The Plaintiff, in opposition to B&L's motion to dismiss, argued that the Plaintiff's claims were neither expressly, nor impliedly preempted by federal law. Addressing the preemption issues, the Court hereby determines that the Plaintiff's Amended Complaint pleaded parallel claims for a failure to warn under New York State law, which did not impose any requirements that were different from, or in addition to, Bausch and Lomb's duties to report incidents of Z Syndrome under federal law. (See Riegel v Medtronic, Inc., 552 US312 [2008]). Furthermore, in this case, the Plaintiff has not sought to enforce any provision of the Food, Drug and Cosmetic Act (FDCA), nor has the Plaintiff sought to compel B&L to comply with FDCA regulations. Rather, the Plaintiff's failure to warn claims were based on B&L's failure to comply with its parallel State and federal duties to report adverse events to the FDA.

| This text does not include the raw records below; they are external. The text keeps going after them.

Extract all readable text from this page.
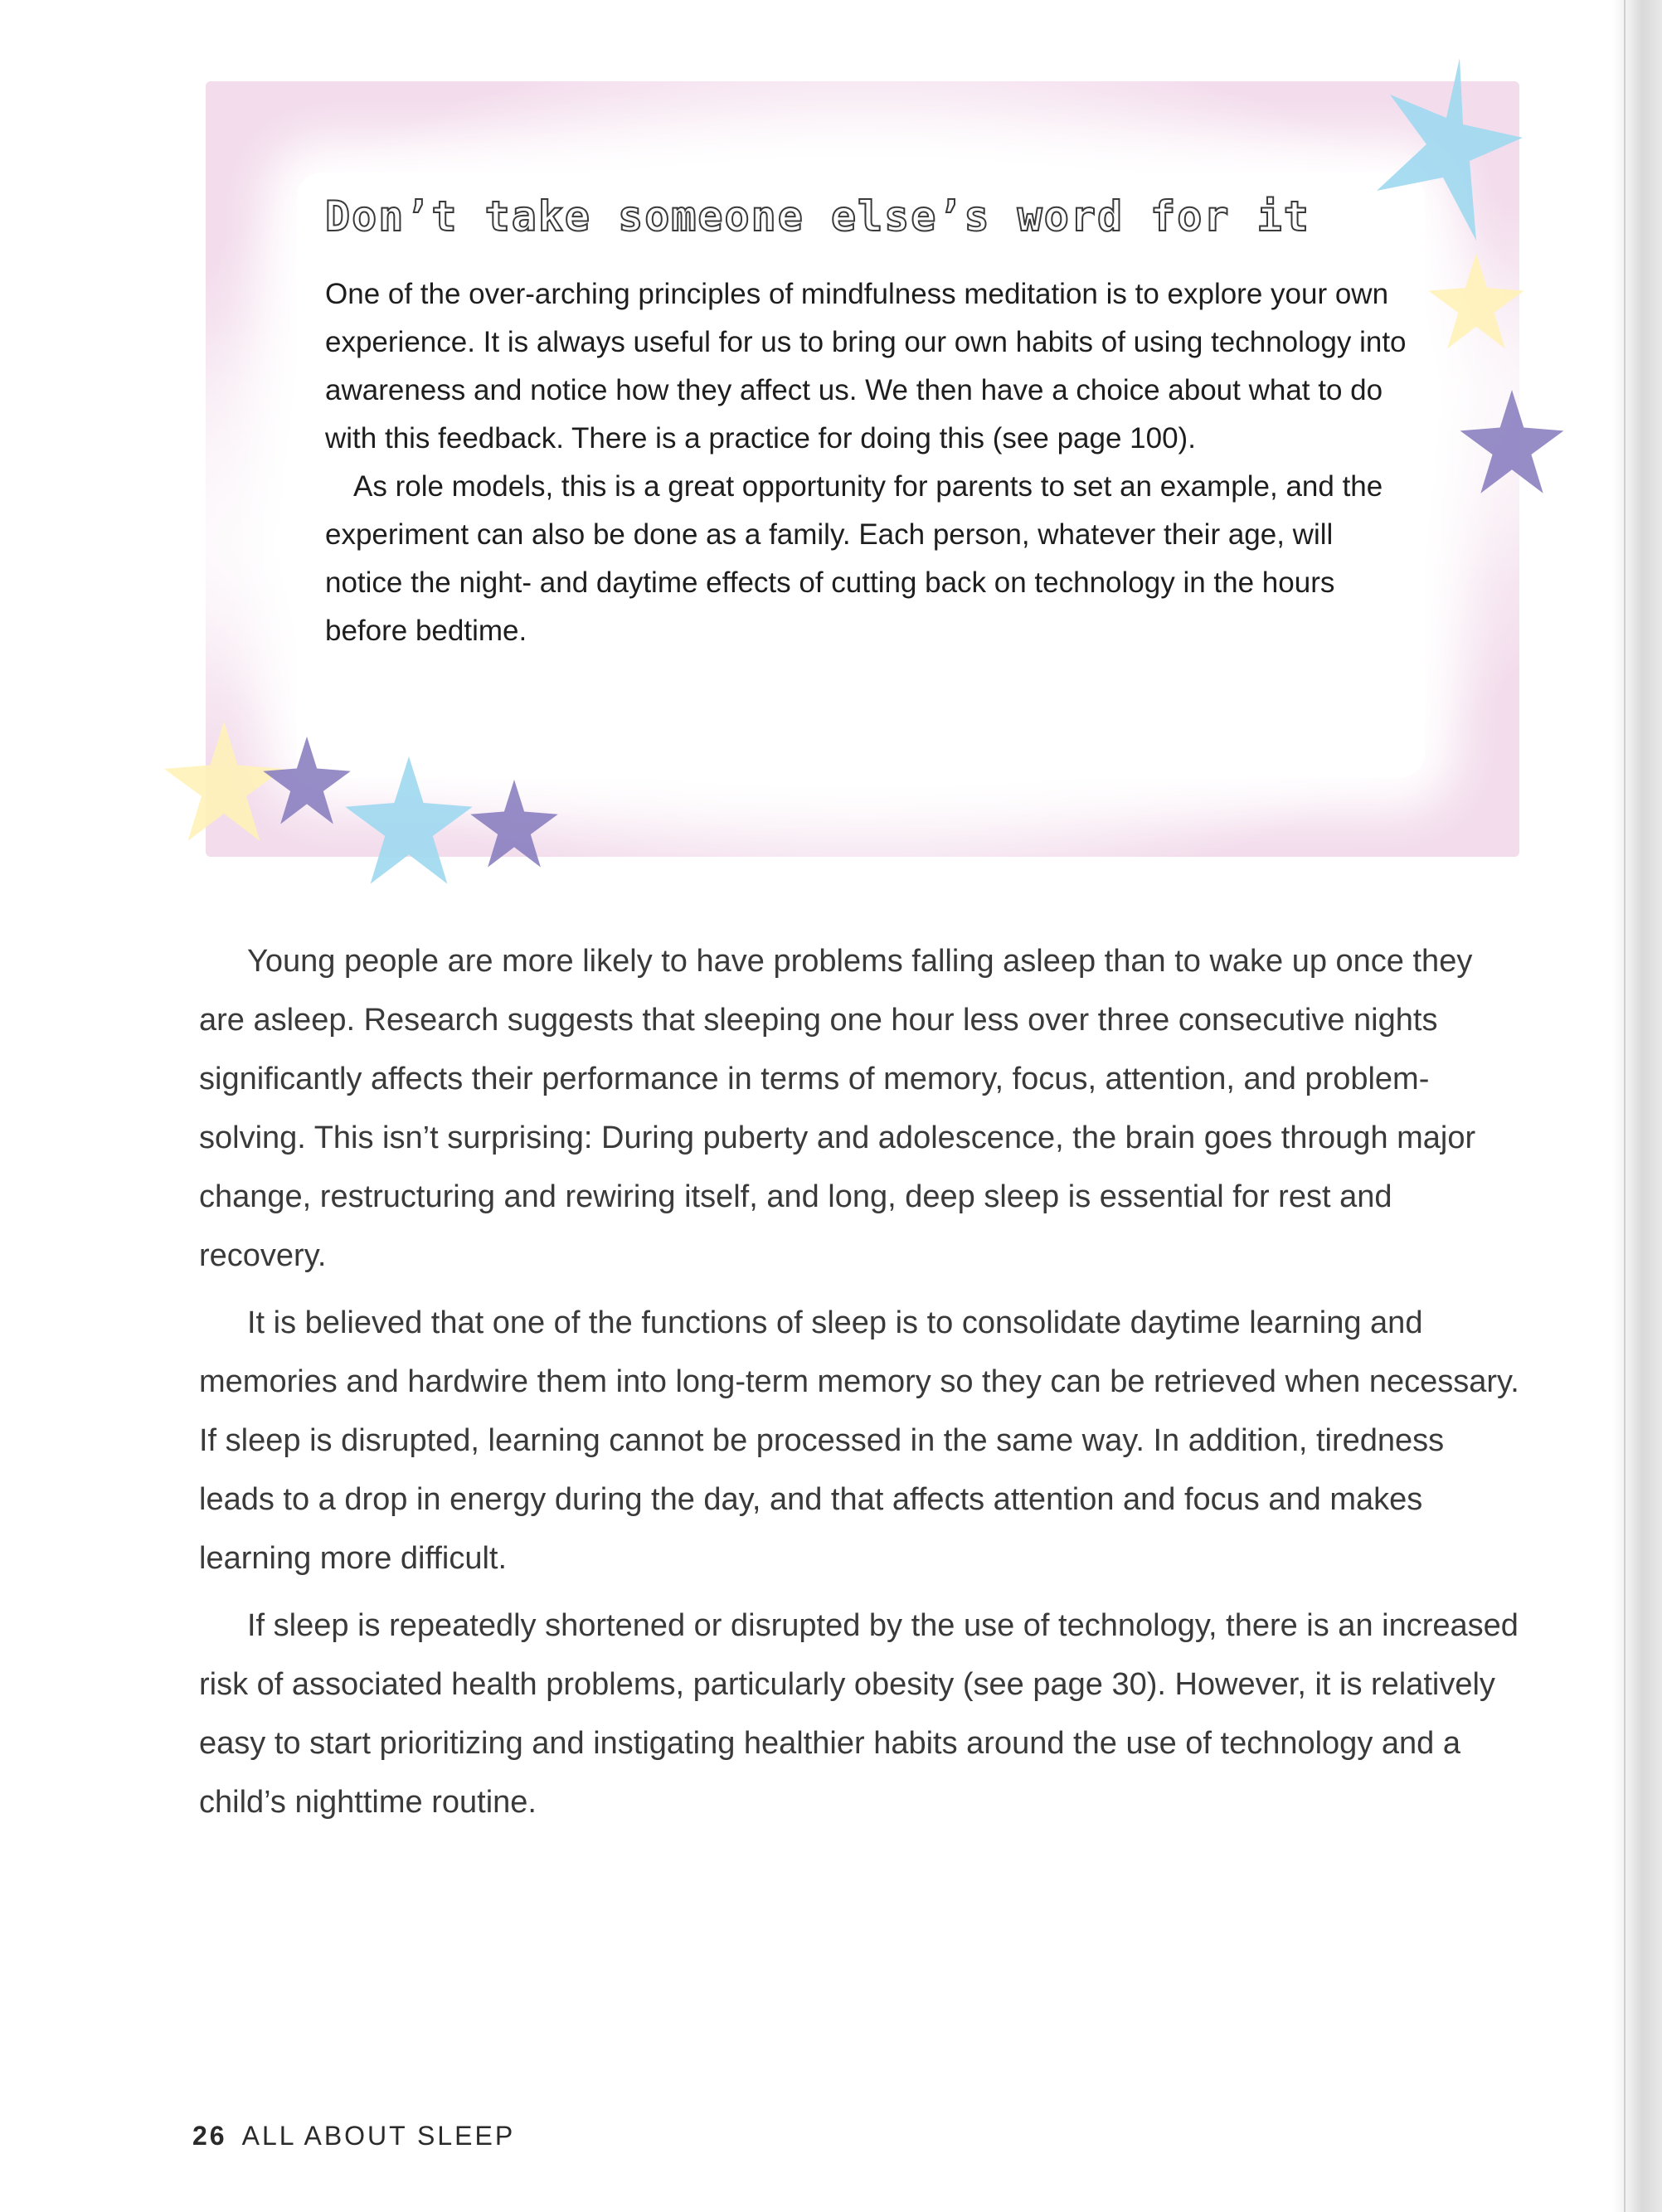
Don’t take someone else’s word for it

One of the over-arching principles of mindfulness meditation is to explore your own experience. It is always useful for us to bring our own habits of using technology into awareness and notice how they affect us. We then have a choice about what to do with this feedback. There is a practice for doing this (see page 100).

As role models, this is a great opportunity for parents to set an example, and the experiment can also be done as a family. Each person, whatever their age, will notice the night- and daytime effects of cutting back on technology in the hours before bedtime.

Young people are more likely to have problems falling asleep than to wake up once they are asleep. Research suggests that sleeping one hour less over three consecutive nights significantly affects their performance in terms of memory, focus, attention, and problem-solving. This isn’t surprising: During puberty and adolescence, the brain goes through major change, restructuring and rewiring itself, and long, deep sleep is essential for rest and recovery.

It is believed that one of the functions of sleep is to consolidate daytime learning and memories and hardwire them into long-term memory so they can be retrieved when necessary. If sleep is disrupted, learning cannot be processed in the same way. In addition, tiredness leads to a drop in energy during the day, and that affects attention and focus and makes learning more difficult.

If sleep is repeatedly shortened or disrupted by the use of technology, there is an increased risk of associated health problems, particularly obesity (see page 30). However, it is relatively easy to start prioritizing and instigating healthier habits around the use of technology and a child’s nighttime routine.

26 ALL ABOUT SLEEP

Additionally, the Plaintiff, rather than alleging that B&L had a duty to warn the Plaintiff, himself, regarding the dangers of the Crystalens, instead alleged that B&L had a duty to provide physicians with sufficient information concerning the risks of the Crystalens. B&L arguably breached that duty, by failing to adequately report the occurrences of Z Syndrome to physicians, including the Plaintiff's doctor, so that the Plaintiff would thereby have been able to make an informed decision regarding the risks and benefits of the device.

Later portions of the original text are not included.